The tension was the reward, and no match was ever the same – every match felt like a gamble, a tiny story in itself. Guess what happened? Even big hitters like Call of Duty exploited that trend by creating DMZ, and new IPs like The Finals and ARC Raiders took their lessons from the forefathers of the extraction shooter genre, in order to create something unique. Here’s the catch, however: This genre is darn hard to get absolutely right. Risk vs. reward balance and managing player frustrations plus the huge learning curve is a nightmare. See where we’re going with this? Let’s make a prediction or two.
What’s the Next Big Thing in Gaming?
Ironically, the next big genre might not be about gameplay mechanics at all, as much as that used to be the trend – it might just be about community. Games like Helldivers 2, Palworld, and No Man’s Sky have proven that social experiences built around cooperation (or chaos, let’s not forget the chaos) can capture players for months on end, without a unique gameplay loop or live service component to their name. But they also hint at a future where players drive the narrative together in shared worlds, don’t you think?
Think of the insane amount of community driven Minecraft servers, GTA RP, or Sea of Thieves – games where the systems are simple, but the stories come from the people playing them. That digital stage idea, where developers provide the tools and players provide the drama, is becoming increasingly powerful, and we can see why.
We’re already seeing studios like Rockstar, Bethesda, and Hello Games lean into community-driven design. Combine that with improved modding tools and cross-platform accessibility, and we might see the rise of what you could call the Storylike, perhaps? Not a single-player experience per se, not a competitive arena, but a living, evolving narrative built by the crowd. If we had to give the next wave a name, it might even be the Immersivelike – games focused less on killing things and more on existing in worlds that feel reactive, intelligent, and deeply personal.
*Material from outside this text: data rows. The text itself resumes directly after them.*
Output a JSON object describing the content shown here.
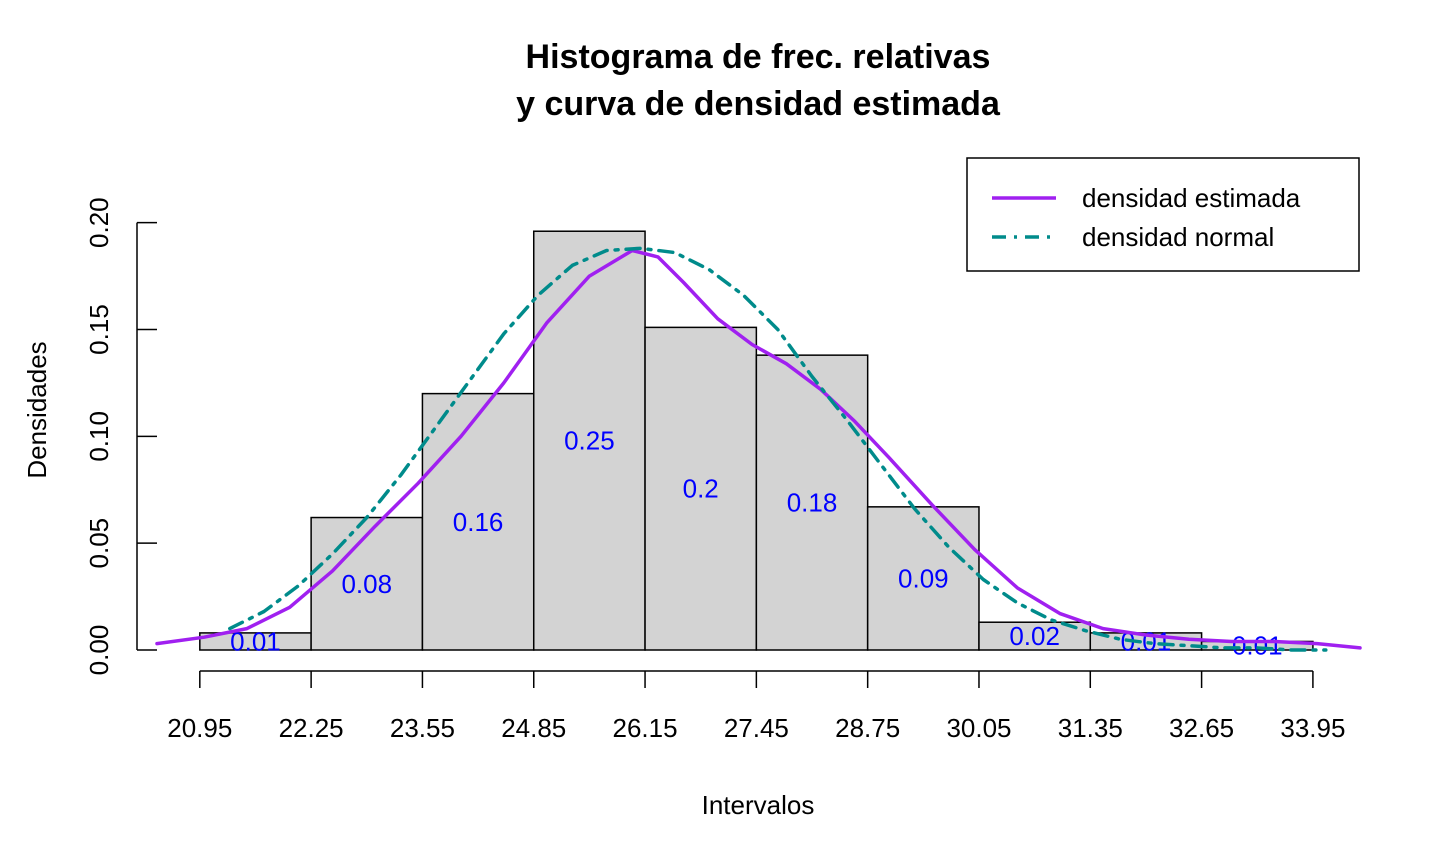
{
  "chart_data": {
    "type": "bar",
    "title": [
      "Histograma de frec. relativas",
      "y curva de densidad estimada"
    ],
    "xlabel": "Intervalos",
    "ylabel": "Densidades",
    "x_ticks": [
      "20.95",
      "22.25",
      "23.55",
      "24.85",
      "26.15",
      "27.45",
      "28.75",
      "30.05",
      "31.35",
      "32.65",
      "33.95"
    ],
    "y_ticks": [
      "0.00",
      "0.05",
      "0.10",
      "0.15",
      "0.20"
    ],
    "xlim": [
      20.45,
      34.5
    ],
    "ylim": [
      0,
      0.205
    ],
    "bin_edges": [
      20.95,
      22.25,
      23.55,
      24.85,
      26.15,
      27.45,
      28.75,
      30.05,
      31.35,
      32.65,
      33.95
    ],
    "densities": [
      0.008,
      0.062,
      0.12,
      0.196,
      0.151,
      0.138,
      0.067,
      0.013,
      0.008,
      0.004
    ],
    "relative_freq_labels": [
      "0.01",
      "0.08",
      "0.16",
      "0.25",
      "0.2",
      "0.18",
      "0.09",
      "0.02",
      "0.01",
      "0.01"
    ],
    "series": [
      {
        "name": "densidad estimada",
        "color": "#A020F0",
        "line_style": "solid",
        "x": [
          20.45,
          21.0,
          21.5,
          22.0,
          22.5,
          23.0,
          23.5,
          24.0,
          24.5,
          25.0,
          25.5,
          26.0,
          26.3,
          26.6,
          27.0,
          27.4,
          27.8,
          28.2,
          28.6,
          29.0,
          29.5,
          30.0,
          30.5,
          31.0,
          31.5,
          32.0,
          32.5,
          33.0,
          33.5,
          34.0,
          34.5
        ],
        "y": [
          0.003,
          0.006,
          0.01,
          0.02,
          0.037,
          0.058,
          0.078,
          0.1,
          0.125,
          0.153,
          0.175,
          0.187,
          0.184,
          0.172,
          0.155,
          0.143,
          0.134,
          0.122,
          0.107,
          0.09,
          0.068,
          0.047,
          0.029,
          0.017,
          0.01,
          0.007,
          0.005,
          0.004,
          0.004,
          0.003,
          0.001
        ]
      },
      {
        "name": "densidad normal",
        "color": "#008B8B",
        "line_style": "dot-dash",
        "x": [
          21.3,
          21.7,
          22.1,
          22.5,
          22.9,
          23.3,
          23.7,
          24.1,
          24.5,
          24.9,
          25.3,
          25.7,
          26.1,
          26.5,
          26.9,
          27.3,
          27.7,
          28.1,
          28.5,
          28.9,
          29.3,
          29.7,
          30.1,
          30.5,
          30.9,
          31.3,
          31.7,
          32.1,
          32.5,
          32.9,
          33.3,
          33.7,
          34.1
        ],
        "y": [
          0.01,
          0.018,
          0.03,
          0.045,
          0.062,
          0.082,
          0.104,
          0.126,
          0.148,
          0.166,
          0.18,
          0.187,
          0.188,
          0.186,
          0.178,
          0.166,
          0.15,
          0.128,
          0.108,
          0.087,
          0.066,
          0.048,
          0.033,
          0.022,
          0.014,
          0.009,
          0.005,
          0.003,
          0.002,
          0.001,
          0.001,
          0.0,
          0.0
        ]
      }
    ],
    "legend": {
      "position": "top-right",
      "entries": [
        "densidad estimada",
        "densidad normal"
      ]
    },
    "bar_fill": "#D3D3D3",
    "label_color": "#0000FF",
    "grid": false
  }
}
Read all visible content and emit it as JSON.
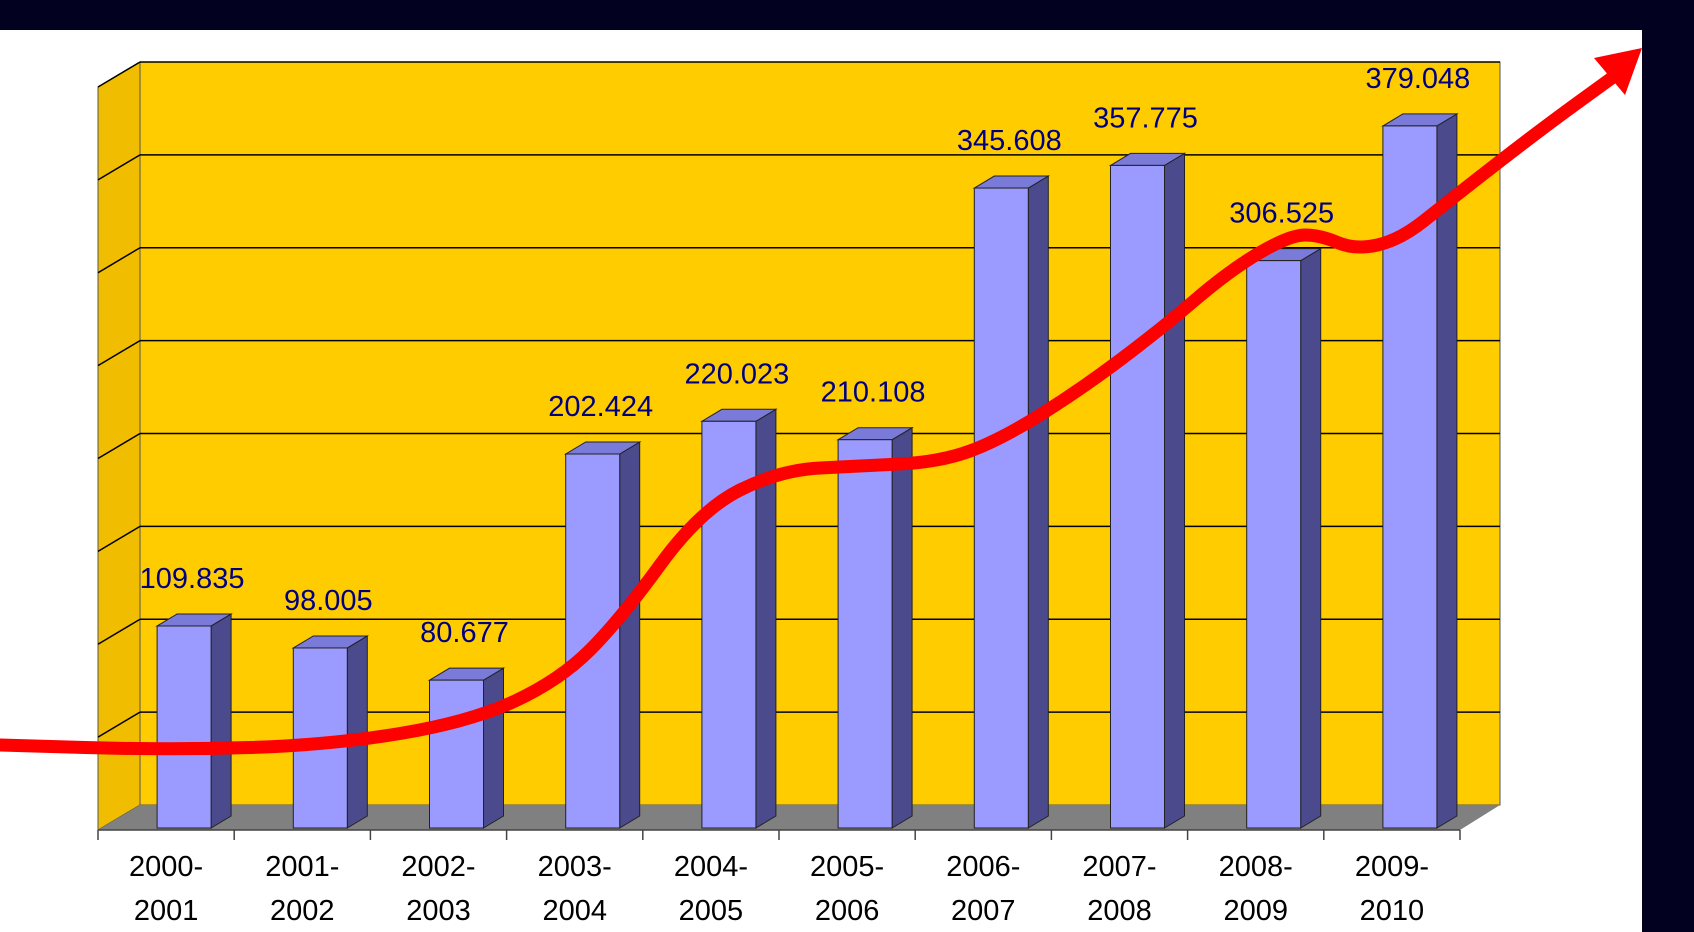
{
  "chart_data": {
    "type": "bar",
    "title": "",
    "xlabel": "",
    "ylabel": "",
    "categories": [
      [
        "2000-",
        "2001"
      ],
      [
        "2001-",
        "2002"
      ],
      [
        "2002-",
        "2003"
      ],
      [
        "2003-",
        "2004"
      ],
      [
        "2004-",
        "2005"
      ],
      [
        "2005-",
        "2006"
      ],
      [
        "2006-",
        "2007"
      ],
      [
        "2007-",
        "2008"
      ],
      [
        "2008-",
        "2009"
      ],
      [
        "2009-",
        "2010"
      ]
    ],
    "values": [
      109835,
      98005,
      80677,
      202424,
      220023,
      210108,
      345608,
      357775,
      306525,
      379048
    ],
    "data_labels": [
      "109.835",
      "98.005",
      "80.677",
      "202.424",
      "220.023",
      "210.108",
      "345.608",
      "357.775",
      "306.525",
      "379.048"
    ],
    "ylim": [
      0,
      400000
    ],
    "grid": true,
    "y_tick_labels_visible": false,
    "trend_arrow": true,
    "colors": {
      "bar_front": "#9b9bff",
      "bar_side": "#4a4a8c",
      "bar_top": "#7a7ad8",
      "back_wall": "#ffcc00",
      "side_wall": "#f0bd00",
      "floor": "#808080",
      "gridline": "#000000",
      "trend_arrow": "#ff0000",
      "data_label": "#000080",
      "axis_label": "#000000",
      "frame_band": "#020220"
    }
  }
}
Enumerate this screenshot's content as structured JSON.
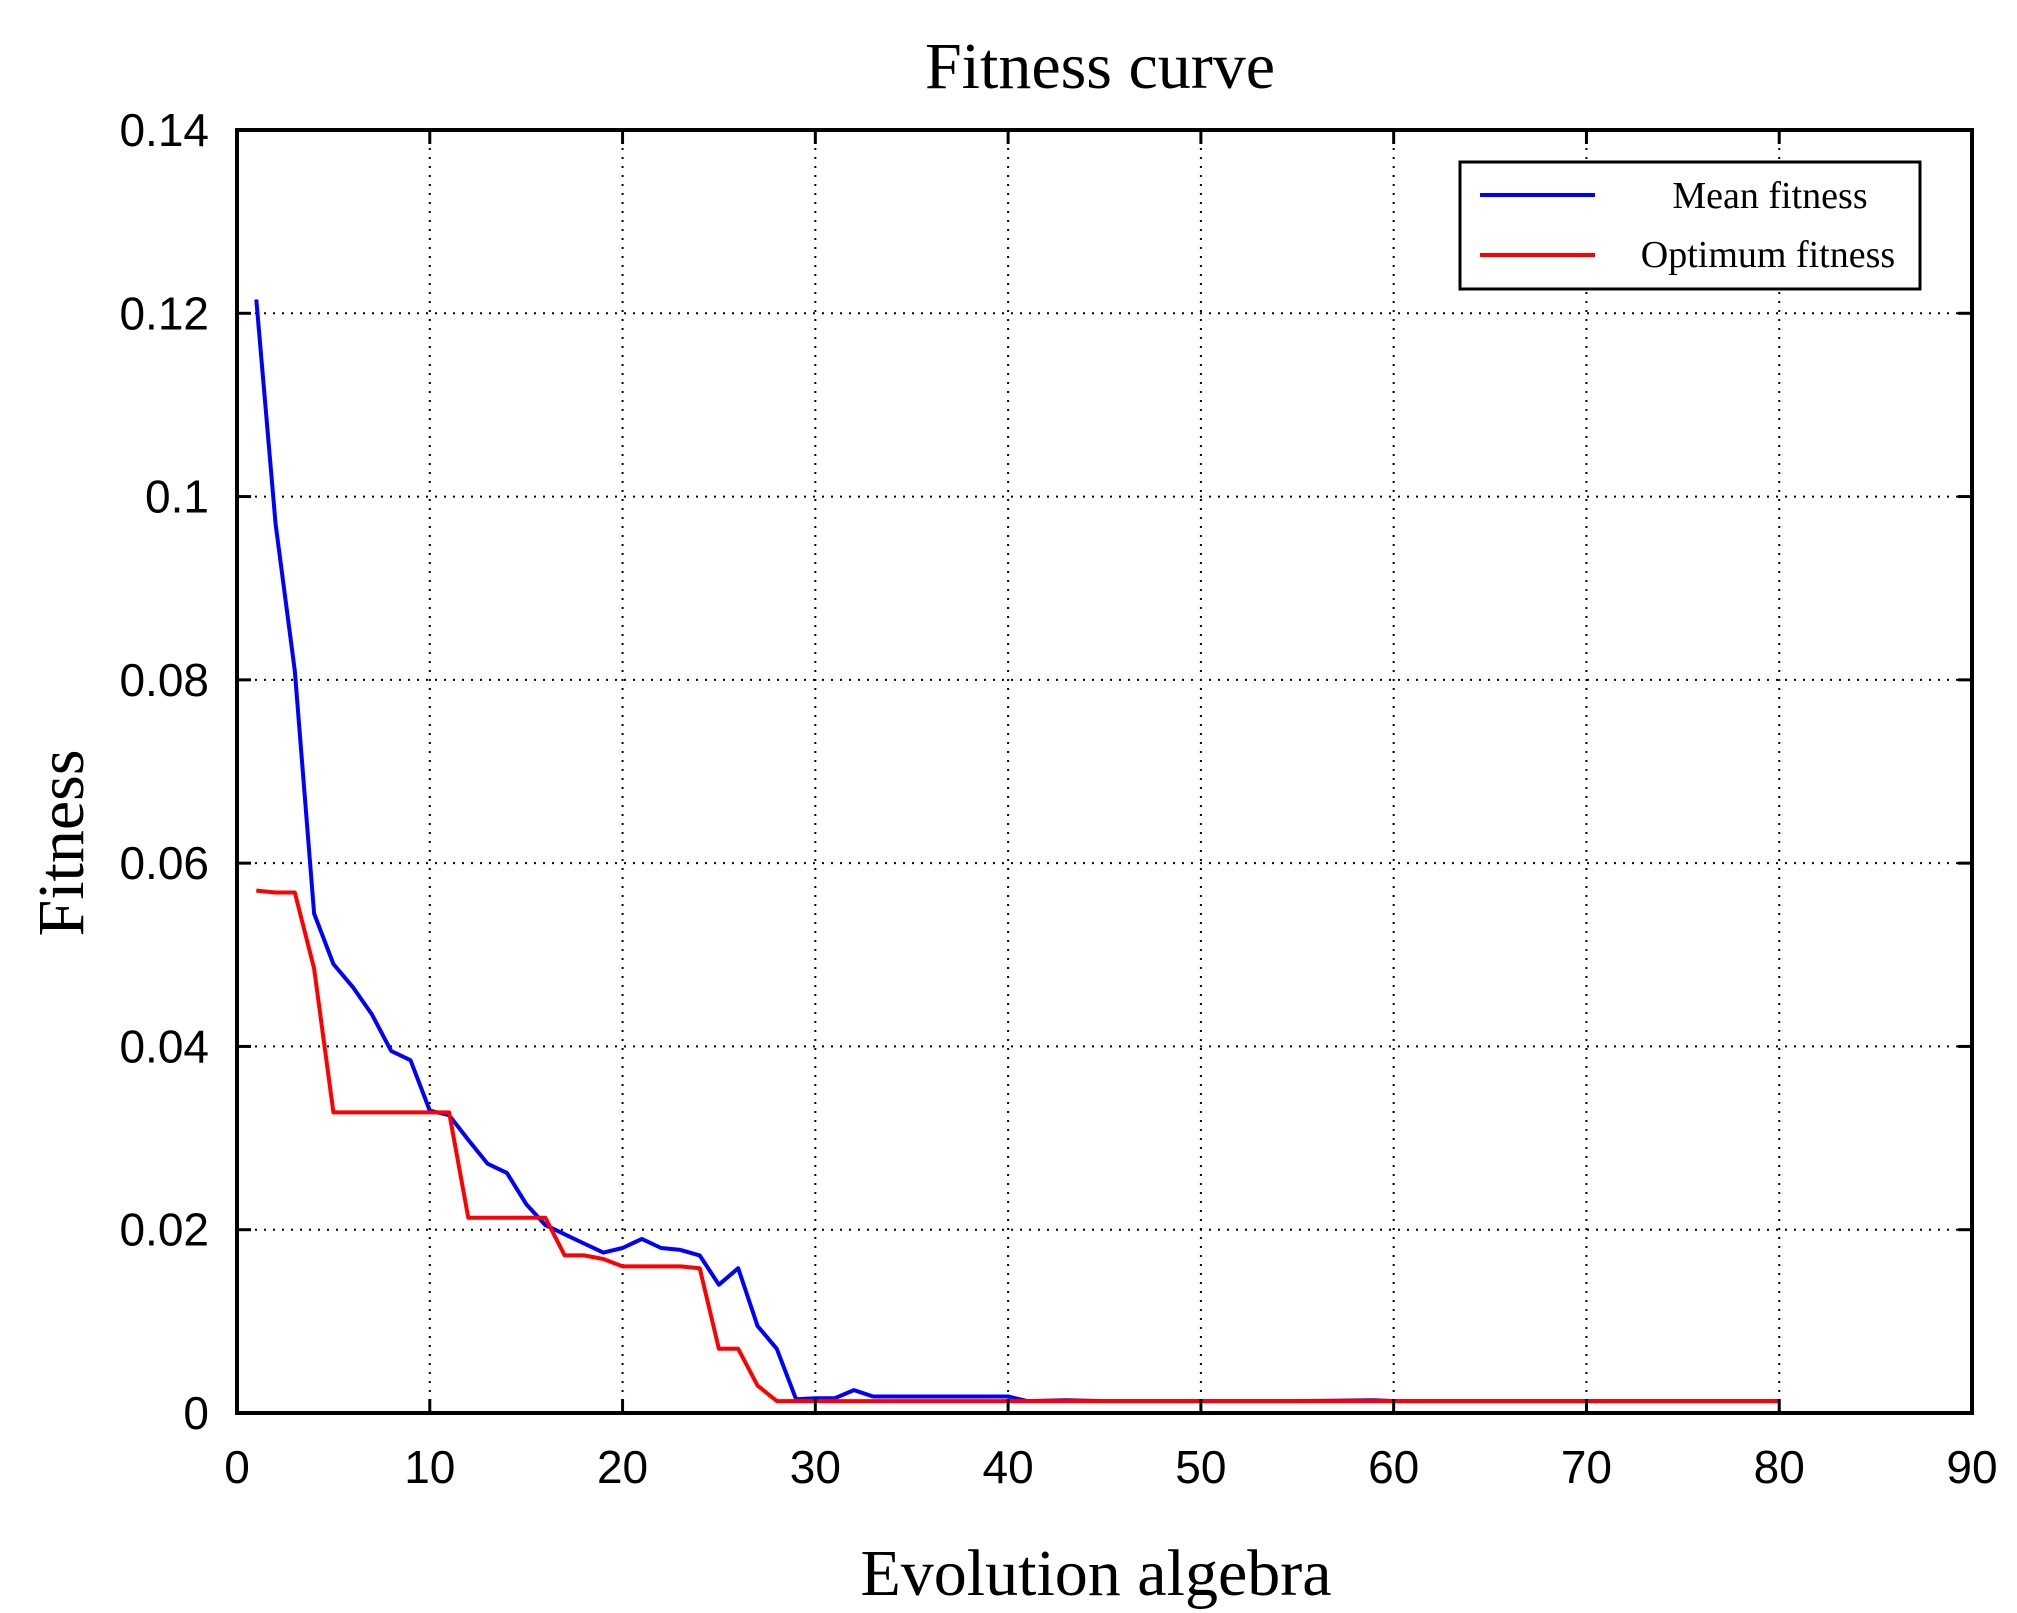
{
  "chart_data": {
    "type": "line",
    "title": "Fitness curve",
    "xlabel": "Evolution algebra",
    "ylabel": "Fitness",
    "xlim": [
      0,
      90
    ],
    "ylim": [
      0,
      0.14
    ],
    "xticks": [
      0,
      10,
      20,
      30,
      40,
      50,
      60,
      70,
      80,
      90
    ],
    "yticks": [
      0,
      0.02,
      0.04,
      0.06,
      0.08,
      0.1,
      0.12,
      0.14
    ],
    "xtick_labels": [
      "0",
      "10",
      "20",
      "30",
      "40",
      "50",
      "60",
      "70",
      "80",
      "90"
    ],
    "ytick_labels": [
      "0",
      "0.02",
      "0.04",
      "0.06",
      "0.08",
      "0.1",
      "0.12",
      "0.14"
    ],
    "grid": true,
    "legend_position": "top-right",
    "series": [
      {
        "name": "Mean fitness",
        "color": "#0000ff",
        "x": [
          1,
          2,
          3,
          4,
          5,
          6,
          7,
          8,
          9,
          10,
          11,
          12,
          13,
          14,
          15,
          16,
          17,
          18,
          19,
          20,
          21,
          22,
          23,
          24,
          25,
          26,
          27,
          28,
          29,
          30,
          31,
          32,
          33,
          35,
          40,
          41,
          43,
          45,
          50,
          55,
          59,
          60,
          65,
          70,
          75,
          80
        ],
        "y": [
          0.1215,
          0.097,
          0.081,
          0.0545,
          0.049,
          0.0465,
          0.0435,
          0.0395,
          0.0385,
          0.033,
          0.0325,
          0.0298,
          0.0272,
          0.0262,
          0.0228,
          0.0205,
          0.0195,
          0.0185,
          0.0175,
          0.018,
          0.019,
          0.018,
          0.0178,
          0.0172,
          0.014,
          0.0158,
          0.0095,
          0.007,
          0.0015,
          0.0016,
          0.0016,
          0.0025,
          0.0018,
          0.0018,
          0.0018,
          0.0013,
          0.0014,
          0.0013,
          0.0013,
          0.0013,
          0.0014,
          0.0013,
          0.0013,
          0.0013,
          0.0013,
          0.0013
        ]
      },
      {
        "name": "Optimum fitness",
        "color": "#ff0000",
        "x": [
          1,
          2,
          3,
          4,
          5,
          6,
          7,
          8,
          9,
          10,
          11,
          12,
          13,
          14,
          15,
          16,
          17,
          18,
          19,
          20,
          21,
          22,
          23,
          24,
          25,
          26,
          27,
          28,
          30,
          40,
          50,
          60,
          70,
          80
        ],
        "y": [
          0.057,
          0.0568,
          0.0568,
          0.0485,
          0.0328,
          0.0328,
          0.0328,
          0.0328,
          0.0328,
          0.0328,
          0.0328,
          0.0213,
          0.0213,
          0.0213,
          0.0213,
          0.0213,
          0.0172,
          0.0172,
          0.0168,
          0.016,
          0.016,
          0.016,
          0.016,
          0.0158,
          0.007,
          0.007,
          0.003,
          0.0013,
          0.0013,
          0.0013,
          0.0013,
          0.0013,
          0.0013,
          0.0013
        ]
      }
    ]
  }
}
We’re already seeing hints of it in Starfield’s mod scene, V Rising’s systems, Baldur’s Gate 3’s social storytelling, and Project Zomboid’s survival simulation, if we had to name a few. Because after a decade of grind-heavy, battle-pass-laden live-service noise, players seem ready for something else, and the feeling is palpable. Imagine a game that makes us as a community feel like we belong somewhere again. And maybe that’s what the next “-like” will really be – not a set of mechanics, but a feeling. Maybe it’s wishful thinking, but it sounds good to our ears.